The volume is completed by three useful appendices that should help to stimulate additional research into Thessalian religion and to make the region's epigraphy and archaeology of cult more accessible: the first is a checklist of 474 Thessalian inscribed dedications; the second consists of sketches of 45 excavated sanctuaries in Thessaly; and the third details associations attested in Thessalian epigraphy. A 42-page bibliography and full subject and source indices round out the volume. Footnotes are required reading throughout, where an extraordinary amount of information gleaned from archaeological reports is presented.
Some may find Mili's method overly speculative, but her formidable control of the evidence is everywhere apparent, which fully grounds and authorizes the deployment of an often persuasive and always historically-informed imagination. In a book that is otherwise innovative, though, the chronological framework of decline sounds a discordant note. Thessalian religion in the second century BCE and beyond is regarded as qualitatively different from what preceded (e.g., the pessimistic envoi on page 302, where Thessalian religion is said to have "lost all salience" in the Roman period). And it is somewhat surprising that comparison often begins and ends with Athens: Macedonia, Epiros, and Aitolia have become much better known in the past generation and can often offer more pertinent comparanda.

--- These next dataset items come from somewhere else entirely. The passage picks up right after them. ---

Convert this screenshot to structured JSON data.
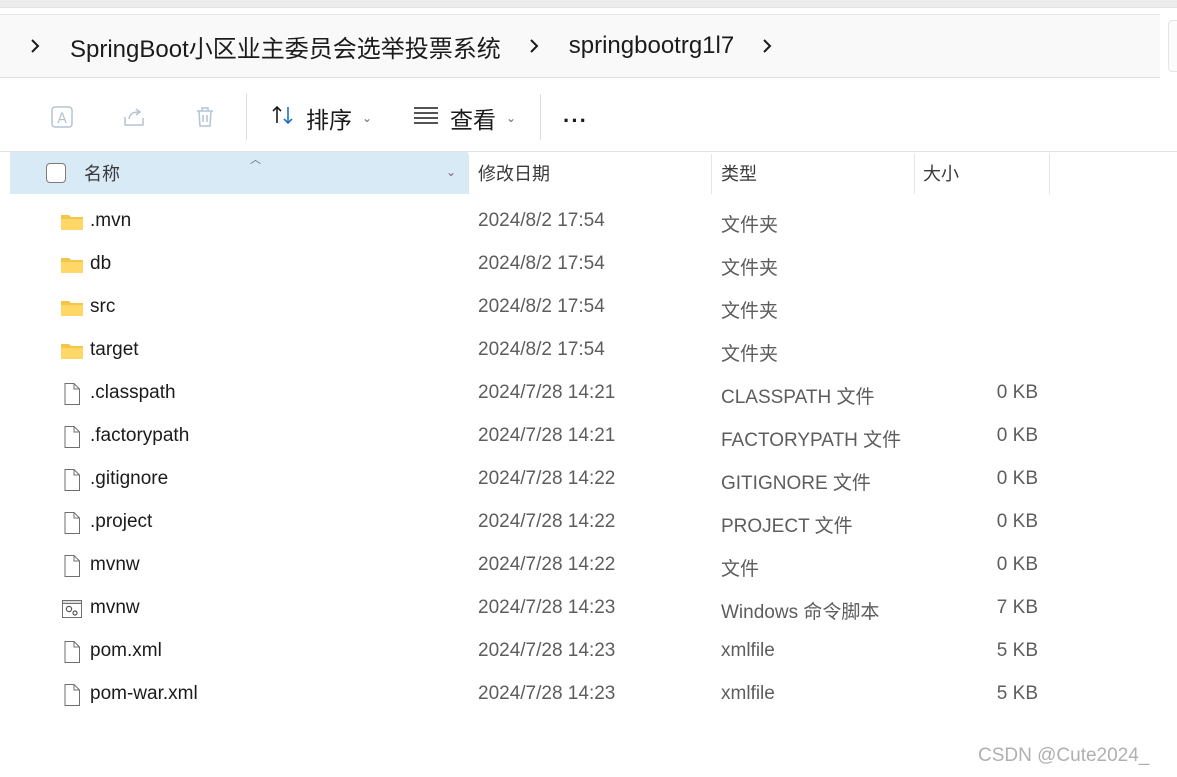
{
  "breadcrumb": {
    "items": [
      "SpringBoot小区业主委员会选举投票系统",
      "springbootrg1l7"
    ]
  },
  "toolbar": {
    "sort_label": "排序",
    "view_label": "查看",
    "more_label": "···",
    "icons": [
      "rename-icon",
      "share-icon",
      "delete-icon"
    ]
  },
  "columns": {
    "name": "名称",
    "modified": "修改日期",
    "type": "类型",
    "size": "大小"
  },
  "files": [
    {
      "icon": "folder-icon",
      "name": ".mvn",
      "modified": "2024/8/2 17:54",
      "type": "文件夹",
      "size": ""
    },
    {
      "icon": "folder-icon",
      "name": "db",
      "modified": "2024/8/2 17:54",
      "type": "文件夹",
      "size": ""
    },
    {
      "icon": "folder-icon",
      "name": "src",
      "modified": "2024/8/2 17:54",
      "type": "文件夹",
      "size": ""
    },
    {
      "icon": "folder-icon",
      "name": "target",
      "modified": "2024/8/2 17:54",
      "type": "文件夹",
      "size": ""
    },
    {
      "icon": "file-icon",
      "name": ".classpath",
      "modified": "2024/7/28 14:21",
      "type": "CLASSPATH 文件",
      "size": "0 KB"
    },
    {
      "icon": "file-icon",
      "name": ".factorypath",
      "modified": "2024/7/28 14:21",
      "type": "FACTORYPATH 文件",
      "size": "0 KB"
    },
    {
      "icon": "file-icon",
      "name": ".gitignore",
      "modified": "2024/7/28 14:22",
      "type": "GITIGNORE 文件",
      "size": "0 KB"
    },
    {
      "icon": "file-icon",
      "name": ".project",
      "modified": "2024/7/28 14:22",
      "type": "PROJECT 文件",
      "size": "0 KB"
    },
    {
      "icon": "file-icon",
      "name": "mvnw",
      "modified": "2024/7/28 14:22",
      "type": "文件",
      "size": "0 KB"
    },
    {
      "icon": "script-icon",
      "name": "mvnw",
      "modified": "2024/7/28 14:23",
      "type": "Windows 命令脚本",
      "size": "7 KB"
    },
    {
      "icon": "file-icon",
      "name": "pom.xml",
      "modified": "2024/7/28 14:23",
      "type": "xmlfile",
      "size": "5 KB"
    },
    {
      "icon": "file-icon",
      "name": "pom-war.xml",
      "modified": "2024/7/28 14:23",
      "type": "xmlfile",
      "size": "5 KB"
    }
  ],
  "watermark": "CSDN @Cute2024_"
}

It is unfortunate that Mili does not offer SEG or BE numbers with any regularity; these would be especially useful for the uninitiated, particularly given how many important inscriptions were first published in regional journals like the excellent Thessaliko Himerologio (e.g., Appendix 1, no. 290-1, a pair of dedications to Herakles from Atrax <SEG 34.487, 498>). In other cases, there is careless treatment of evidence. For example, reference is made on page 115, n. 74 to a fifth-century dedication to Dionysus Karpios from Larisa, where what qualifies as the editio princeps is cited, Theocharis' notice in the Deltion of 1960, but not Kontogiannis' 1985 (SEG 35.590a) reedition; Theocharis had initially dated the stone to the fourth century, which Kontogiannis later redated to ca. 450-425 BCE; Mili's fifth-century date is consistent with Kontogiannis, not Theocharis. In a study like Religion and Society in Ancient Thessaly, where a synchronic frame of interpretation predominates, such slips are of course of little consequence, but others using the work may have different aims.
The author relishes polemic and occasionally the carelessness that marks some of her treatment of sources creeps into her citation of other scholars. For example, I was surprised to learn that I had suggested that the several Thessalian dedications offered by women described as nebeusasai were "made ad hoc on the occasion of marriage" (204; no such claim is made in ZPE 162 <2007> 151-64). There is often a waffly character to the argument (e.g., 239-40: "Although it is impossible to be certain, there is no reason to assume that the Peloria was celebrated only in some parts of Thessaly, i.e. [sic] in the Pelasgiotis in view of the festival's connection with the Pelasgians. That being said, it is possible that some local celebrations acquired more fame than others") verging on vacuity (e.g., 301: "Thessaly, in other words, was a place where lots of politics took place"), and the structuralism, while typically benign, can lead to excess. Let us hope that F will not become a standard transliteration of Greek digamma (e.g., 174-5: The Pharsalan Δάϝον becomes DaFon), nor Q of koppa (e.g., 45: Qolouros renders Ϙόλουρος).
But these are small criticisms of an important work on Thessaly and a critical, thoughtful meditation on how to write a regional history of religion, which every serious student and scholar of Greek religion and history will want to consult. The author deserves our congratulations and gratitude.